- Est.: 1999
- Founded by: Jakae Chukorn
- Address: 25 Yaek 3, Ram Inthra, Khan Na Yao, Bangkok 10230
- Location: Bangkok, Thailand
- Website: Keatkhamtorn Gym

= Keatkhamtorn Gym =

Muay Thai training camp in Bangkok, Thailand

Keatkhamtorn Gym (ค่ายมวยเกียรติกำธร) is a nationally recognized Muay Thai training camp located in Bangkok, Thailand. Established in 1999, the gym has gained a reputation for producing skilled fighters who have excelled in both local and international competitions.

== Notable Fighters ==
Several notable fighters have trained at Keatkhamtorn Gym, achieving success in both national and international competitions. They include:

1. Nopparat Keatkhamtorn - two weight Lumpinee Stadium champion and 2006 Professional Boxing Association of Thailand 130 lbs champion.
2. Kongklai AnnyMuayThai - 2020 Fighter of the Year, Isuzu Cup 140lbs champion.
3. Yuthakarn Keatkhamtorn - Lumpinee Champion at 122 lbs, Thailand Champion at 126 lbs.
4. Laemthong Thor Ponchai - S1 Champion at 126 lbs, Winner of the Tournament Omnoi at 142 lbs.
5. Detsuriya Sittiprasert - S1 Champion at 118 lbs.

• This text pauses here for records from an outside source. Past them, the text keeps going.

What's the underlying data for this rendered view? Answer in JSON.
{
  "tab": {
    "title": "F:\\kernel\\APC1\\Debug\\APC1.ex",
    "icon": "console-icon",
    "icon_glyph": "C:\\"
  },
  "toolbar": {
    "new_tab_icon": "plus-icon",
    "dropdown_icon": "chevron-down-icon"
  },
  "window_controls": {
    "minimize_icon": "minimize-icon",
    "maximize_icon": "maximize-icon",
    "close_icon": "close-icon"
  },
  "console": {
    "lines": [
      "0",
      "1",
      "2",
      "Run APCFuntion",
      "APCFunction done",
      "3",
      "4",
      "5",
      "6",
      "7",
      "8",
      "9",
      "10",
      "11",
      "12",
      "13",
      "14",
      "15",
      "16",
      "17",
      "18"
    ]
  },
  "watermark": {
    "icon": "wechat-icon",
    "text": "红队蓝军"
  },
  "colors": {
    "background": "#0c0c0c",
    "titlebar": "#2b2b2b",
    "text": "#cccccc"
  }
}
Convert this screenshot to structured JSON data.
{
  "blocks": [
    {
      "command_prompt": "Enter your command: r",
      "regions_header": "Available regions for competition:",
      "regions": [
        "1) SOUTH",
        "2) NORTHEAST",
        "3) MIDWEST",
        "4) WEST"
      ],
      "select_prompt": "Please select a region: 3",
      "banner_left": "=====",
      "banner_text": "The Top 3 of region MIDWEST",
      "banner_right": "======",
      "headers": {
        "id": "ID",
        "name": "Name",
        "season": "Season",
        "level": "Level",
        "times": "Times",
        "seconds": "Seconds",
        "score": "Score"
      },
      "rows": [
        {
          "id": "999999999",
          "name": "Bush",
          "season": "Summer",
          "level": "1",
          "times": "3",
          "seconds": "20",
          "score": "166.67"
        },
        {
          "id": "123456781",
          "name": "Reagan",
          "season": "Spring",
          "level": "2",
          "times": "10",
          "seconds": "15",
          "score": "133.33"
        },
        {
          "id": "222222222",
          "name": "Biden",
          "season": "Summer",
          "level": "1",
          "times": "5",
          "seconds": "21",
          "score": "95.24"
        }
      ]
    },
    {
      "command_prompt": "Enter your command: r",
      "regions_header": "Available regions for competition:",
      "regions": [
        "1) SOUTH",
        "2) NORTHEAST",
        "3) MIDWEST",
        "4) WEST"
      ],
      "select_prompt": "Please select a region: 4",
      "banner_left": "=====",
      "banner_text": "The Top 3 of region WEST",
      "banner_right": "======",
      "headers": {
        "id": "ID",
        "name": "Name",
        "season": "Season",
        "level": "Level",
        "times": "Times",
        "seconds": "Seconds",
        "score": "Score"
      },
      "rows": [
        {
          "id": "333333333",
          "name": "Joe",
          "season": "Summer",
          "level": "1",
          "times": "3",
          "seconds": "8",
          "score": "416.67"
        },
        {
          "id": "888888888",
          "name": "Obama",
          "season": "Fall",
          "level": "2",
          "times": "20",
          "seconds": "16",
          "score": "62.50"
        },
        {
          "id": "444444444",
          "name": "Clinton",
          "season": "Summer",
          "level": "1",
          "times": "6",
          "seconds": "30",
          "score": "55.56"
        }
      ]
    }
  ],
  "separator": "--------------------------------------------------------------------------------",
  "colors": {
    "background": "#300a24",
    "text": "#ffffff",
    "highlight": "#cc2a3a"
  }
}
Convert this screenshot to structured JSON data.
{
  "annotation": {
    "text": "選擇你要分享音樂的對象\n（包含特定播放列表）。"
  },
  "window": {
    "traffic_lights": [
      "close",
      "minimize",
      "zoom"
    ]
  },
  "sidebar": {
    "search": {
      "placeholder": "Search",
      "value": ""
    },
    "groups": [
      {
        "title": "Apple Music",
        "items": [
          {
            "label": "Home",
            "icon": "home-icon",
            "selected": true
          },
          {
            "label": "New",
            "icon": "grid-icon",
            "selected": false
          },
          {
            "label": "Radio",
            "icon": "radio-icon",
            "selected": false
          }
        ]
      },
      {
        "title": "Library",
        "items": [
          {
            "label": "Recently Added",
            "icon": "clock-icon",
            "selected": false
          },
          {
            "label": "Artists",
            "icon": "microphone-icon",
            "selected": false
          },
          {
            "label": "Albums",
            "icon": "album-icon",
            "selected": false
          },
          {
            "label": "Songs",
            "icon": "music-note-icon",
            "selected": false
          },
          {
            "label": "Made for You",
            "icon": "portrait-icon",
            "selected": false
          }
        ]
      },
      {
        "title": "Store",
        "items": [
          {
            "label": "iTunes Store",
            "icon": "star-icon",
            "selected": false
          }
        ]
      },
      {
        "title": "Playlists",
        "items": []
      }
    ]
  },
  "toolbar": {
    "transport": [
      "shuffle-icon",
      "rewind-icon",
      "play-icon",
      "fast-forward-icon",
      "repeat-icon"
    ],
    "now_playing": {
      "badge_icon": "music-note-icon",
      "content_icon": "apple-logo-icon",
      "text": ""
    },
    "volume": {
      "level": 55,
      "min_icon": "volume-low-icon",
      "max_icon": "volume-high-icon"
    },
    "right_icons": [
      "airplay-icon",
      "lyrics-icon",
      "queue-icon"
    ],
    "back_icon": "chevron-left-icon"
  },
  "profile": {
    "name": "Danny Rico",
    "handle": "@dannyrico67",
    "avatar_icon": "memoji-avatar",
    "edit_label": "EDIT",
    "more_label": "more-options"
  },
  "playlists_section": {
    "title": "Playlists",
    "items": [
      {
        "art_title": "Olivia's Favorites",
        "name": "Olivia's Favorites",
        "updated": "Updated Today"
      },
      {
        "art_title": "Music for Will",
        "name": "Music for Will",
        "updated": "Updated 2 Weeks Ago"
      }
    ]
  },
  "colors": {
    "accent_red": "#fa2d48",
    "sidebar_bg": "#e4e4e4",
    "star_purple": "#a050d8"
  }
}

Denkiri 13reanresort (Lumpinee Champion at 122 lbs) and
Oledon Gratingdaeng (Champion of Boxing WBC Asia-Pacific) also have trained at Keatkhamtorn for several years.

Western fighters who, at one time, have trained in the gym include the UFC Hall of Famer Michael Bisping, 18 time Muay Thai and kickboxing world champion Andrei Kulebin, seven-time female Italian world champion Chantal Ughi, and Glory kickboxing pro out of Portugal, Maria Lobo.